Lider Ekstraklasy okazał się lepszy od Mistrza Polski z Poznania i do końca lutego na pewno będzie liderem ligowej tabeli. Bramki dla gliwiczan zdobywali Josip Barisić i Bartosz Szeliga.
Radislav Latal: „Mieliśmy przed meczem duże problemy z ustawieniem, brakowało nam czterech zawodników, dlatego na ławce usiadło sporo młodych zawodników. Zapowiadał się trudny mecz, w którym musieliśmy grać trójką obrońców. Chcieliśmy grać pressingiem, to nam się udało. Strzeliliśmy bramkę i to był nasz cel. Popełnialiśmy błędy, które były spowodowane stylem naszej gry i ustawieniem. Graliśmy agresywnie i to mi się podobało. Drugą połowę zaczęliśmy od bramki, ale potem Lech grał bardzo dobrze i znaleźliśmy się pod dużą presją. Dopiero od 70. minuty to się uspokoiło, przeszliśmy na ustawienie z czterema obrońcami. To był bardzo dobry mecz, wygraliśmy go i jestem z tego bardzo szczęśliwy.”
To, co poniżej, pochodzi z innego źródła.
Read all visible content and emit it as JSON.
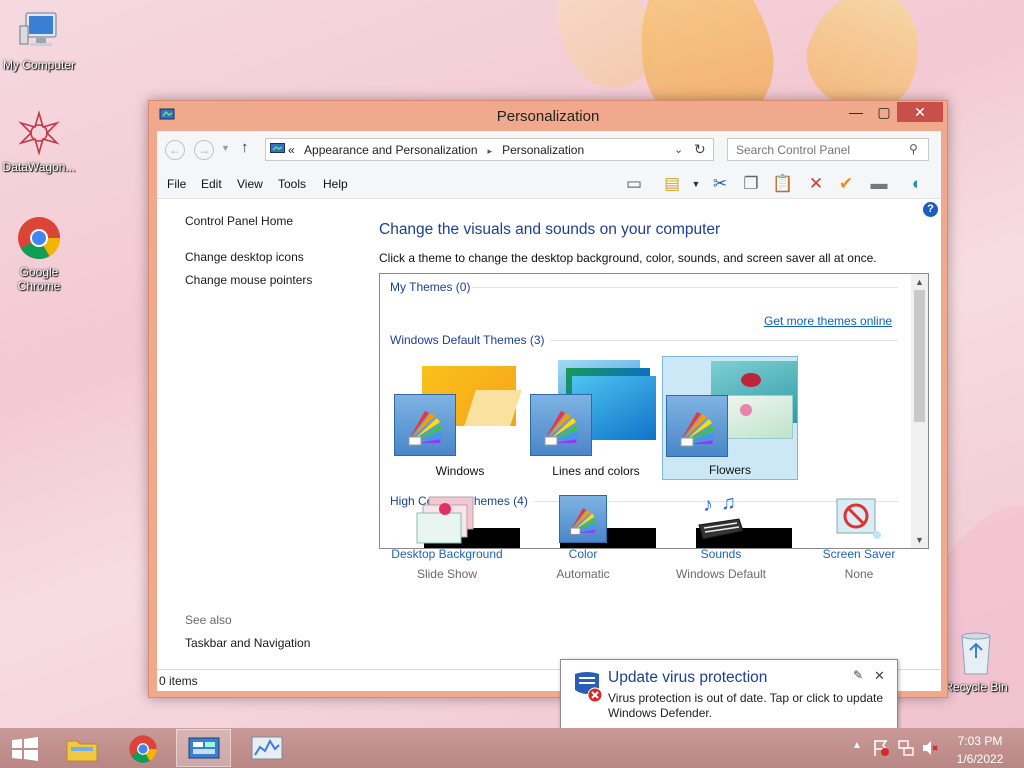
{
  "desktop": {
    "icons": [
      {
        "label": "My Computer"
      },
      {
        "label": "DataWagon..."
      },
      {
        "label": "Google Chrome"
      },
      {
        "label": "Recycle Bin"
      }
    ]
  },
  "window": {
    "title": "Personalization",
    "address": {
      "prefix": "«",
      "crumb1": "Appearance and Personalization",
      "sep": "▸",
      "crumb2": "Personalization"
    },
    "search_placeholder": "Search Control Panel",
    "menu": [
      "File",
      "Edit",
      "View",
      "Tools",
      "Help"
    ],
    "left": {
      "home": "Control Panel Home",
      "links": [
        "Change desktop icons",
        "Change mouse pointers"
      ],
      "see_also": "See also",
      "see_also_links": [
        "Taskbar and Navigation"
      ]
    },
    "main": {
      "heading": "Change the visuals and sounds on your computer",
      "subtext": "Click a theme to change the desktop background, color, sounds, and screen saver all at once.",
      "groups": {
        "my_themes": "My Themes (0)",
        "get_more": "Get more themes online",
        "default_themes": "Windows Default Themes (3)",
        "high_contrast": "High Contrast Themes (4)"
      },
      "themes": [
        {
          "label": "Windows",
          "selected": false
        },
        {
          "label": "Lines and colors",
          "selected": false
        },
        {
          "label": "Flowers",
          "selected": true
        }
      ],
      "bottom": [
        {
          "link": "Desktop Background",
          "sub": "Slide Show"
        },
        {
          "link": "Color",
          "sub": "Automatic"
        },
        {
          "link": "Sounds",
          "sub": "Windows Default"
        },
        {
          "link": "Screen Saver",
          "sub": "None"
        }
      ]
    },
    "status": "0 items"
  },
  "balloon": {
    "title": "Update virus protection",
    "message": "Virus protection is out of date. Tap or click to update Windows Defender."
  },
  "taskbar": {
    "time": "7:03 PM",
    "date": "1/6/2022"
  },
  "colors": {
    "accent": "#f0a98c",
    "link": "#1c64b8",
    "heading": "#1c3f95",
    "close": "#c7504a"
  }
}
Jan Urban: „Mecz zaczął się dość ostro, bo na samym początku mieliśmy bardzo dobrą sytuację Szymka Pawłowskiego, za chwilę Piast miał poprzeczkę, a potem straciliśmy bramkę. Była też sytuacja Karola Linettego. Wydaje mi się, że oba zespoły stworzyły dobre widowisko, było dużo sytuacji, ale Piast swoje lepiej wykorzystał i wygrał zasłużenie. Miałem wrażenie, że nawet jak byśmy grali do północy, to nie udałoby się nam nic strzelić. Żeby dzisiaj to zrobić musielibyśmy wpaść do bramki gospodarzy. Czasami są takie mecze, gdzie trudno wykorzystać swoje szanse, a gdy się tego nie robi, to trudno o pozytywny wynik. Tym bardziej z Piastem, który gra bardzo efektywnie, dużo piłek wrzuca z boku boiska, na które jego napastnicy atakują na pierwszym słupku. W drugiej połowie przy 2:0 mieli groźne kontry i różnie się to mogło skończyć.”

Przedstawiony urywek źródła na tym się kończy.